Leader in Pediatric Surgery, Research

“Dr. Harmon is an outstanding physician-scientist who has all of the qualities required to transform our division of pediatric surgery into one of the nation’s best,” said Michael E. Cain, MD, vice president for health sciences at UB and dean of the School of Medicine and Biomedical Sciences.
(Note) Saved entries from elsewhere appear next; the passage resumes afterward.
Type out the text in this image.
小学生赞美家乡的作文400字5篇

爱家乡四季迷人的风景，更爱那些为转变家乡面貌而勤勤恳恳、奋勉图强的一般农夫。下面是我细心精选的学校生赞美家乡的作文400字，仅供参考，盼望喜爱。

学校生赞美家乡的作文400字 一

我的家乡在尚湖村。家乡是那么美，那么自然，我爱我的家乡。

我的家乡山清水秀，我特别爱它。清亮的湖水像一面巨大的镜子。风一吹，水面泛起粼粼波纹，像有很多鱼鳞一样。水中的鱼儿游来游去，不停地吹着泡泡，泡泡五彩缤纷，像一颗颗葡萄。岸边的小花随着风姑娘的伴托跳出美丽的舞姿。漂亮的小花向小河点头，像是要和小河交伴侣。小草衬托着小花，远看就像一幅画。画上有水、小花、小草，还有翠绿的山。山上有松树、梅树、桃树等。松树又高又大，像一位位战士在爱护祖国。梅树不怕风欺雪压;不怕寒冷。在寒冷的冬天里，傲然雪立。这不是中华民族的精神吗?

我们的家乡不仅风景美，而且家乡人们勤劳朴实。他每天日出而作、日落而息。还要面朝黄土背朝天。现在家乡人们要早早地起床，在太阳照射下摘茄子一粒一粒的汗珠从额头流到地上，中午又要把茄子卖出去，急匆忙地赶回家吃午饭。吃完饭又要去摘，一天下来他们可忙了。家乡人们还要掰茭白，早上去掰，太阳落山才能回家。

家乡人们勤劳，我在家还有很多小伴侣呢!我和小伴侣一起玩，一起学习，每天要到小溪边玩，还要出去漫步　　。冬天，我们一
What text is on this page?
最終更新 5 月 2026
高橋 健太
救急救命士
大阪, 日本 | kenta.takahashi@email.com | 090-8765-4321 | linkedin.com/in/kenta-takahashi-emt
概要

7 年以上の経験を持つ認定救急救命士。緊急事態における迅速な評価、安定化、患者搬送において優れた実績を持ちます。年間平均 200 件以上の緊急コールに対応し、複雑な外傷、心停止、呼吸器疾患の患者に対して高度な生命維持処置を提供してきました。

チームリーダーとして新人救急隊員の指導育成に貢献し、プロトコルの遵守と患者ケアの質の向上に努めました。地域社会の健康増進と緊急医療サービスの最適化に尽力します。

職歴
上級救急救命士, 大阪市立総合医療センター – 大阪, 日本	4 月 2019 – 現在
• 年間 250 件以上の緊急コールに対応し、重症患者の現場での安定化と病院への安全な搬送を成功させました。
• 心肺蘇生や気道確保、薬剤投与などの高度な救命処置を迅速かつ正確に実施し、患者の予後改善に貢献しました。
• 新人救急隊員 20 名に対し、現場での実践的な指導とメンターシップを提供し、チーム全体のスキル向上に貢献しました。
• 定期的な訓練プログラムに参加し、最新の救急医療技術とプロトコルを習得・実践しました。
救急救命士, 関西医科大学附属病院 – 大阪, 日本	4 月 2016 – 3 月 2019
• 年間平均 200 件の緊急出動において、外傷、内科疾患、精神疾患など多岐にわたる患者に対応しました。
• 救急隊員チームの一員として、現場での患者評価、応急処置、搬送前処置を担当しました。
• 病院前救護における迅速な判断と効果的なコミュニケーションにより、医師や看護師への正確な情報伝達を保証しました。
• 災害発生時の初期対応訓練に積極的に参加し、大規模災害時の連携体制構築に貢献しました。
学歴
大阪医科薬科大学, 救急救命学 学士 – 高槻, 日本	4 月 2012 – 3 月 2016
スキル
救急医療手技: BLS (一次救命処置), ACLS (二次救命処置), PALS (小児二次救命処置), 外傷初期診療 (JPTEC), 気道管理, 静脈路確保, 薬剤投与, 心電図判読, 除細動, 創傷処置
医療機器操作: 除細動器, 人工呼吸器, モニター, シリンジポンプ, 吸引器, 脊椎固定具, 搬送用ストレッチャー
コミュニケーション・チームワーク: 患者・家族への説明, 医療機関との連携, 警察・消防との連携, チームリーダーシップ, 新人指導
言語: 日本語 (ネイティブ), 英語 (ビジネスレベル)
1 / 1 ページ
Currently with the University of Alabama at Birmingham (UAB) School of Medicine, Harmon is a professor and director of pediatric surgical research as well as associate program director of the pediatric surgery fellowship at UAB and Children’s of Alabama.

In addition, he is the hospital’s general surgery clinic director and surgical director of the Children’s Center for Weight Management and the Georgeson Center for Advanced Intestinal Rehab.

Conducting Major Bariatric Surgery Study

Harmon is one of the principal investigators for the research project, “Teen Longitudinal Assessment of Bariatric Surgery,” funded with $10 million from the National Institutes of Health through 2018.

He is author of approximately 100 peer-reviewed scientific publications.

In addition, Harmon serves on the editorial boards of the Journal of Laparoendoscopic and Advanced Surgical Techniques and Pediatric Surgical International.

He also chairs the Childhood Obesity Committee of the American Pediatric Surgical Association and is a member of the Humanitarian Task Force of the Society of American Gastrointestinal and Endoscopic Surgeons.

He is a past president of the International Pediatric Endosurgery Group.

Background Includes Vanderbilt Degrees, Residency

Harmon earned both his medical degree and a PhD in molecular physiology and biophysics at Vanderbilt University.

He completed surgical residencies at the Vanderbilt University Medical Center and a pediatric surgery residency and fellowship at Children’s Hospital of Philadelphia.

Harmon also was an instructor of surgery at the University of Pennsylvania and an assistant professor of surgery at the University of Michigan Medical School.

He earned his bachelor’s degree at the University of Alabama at Tuscaloosa.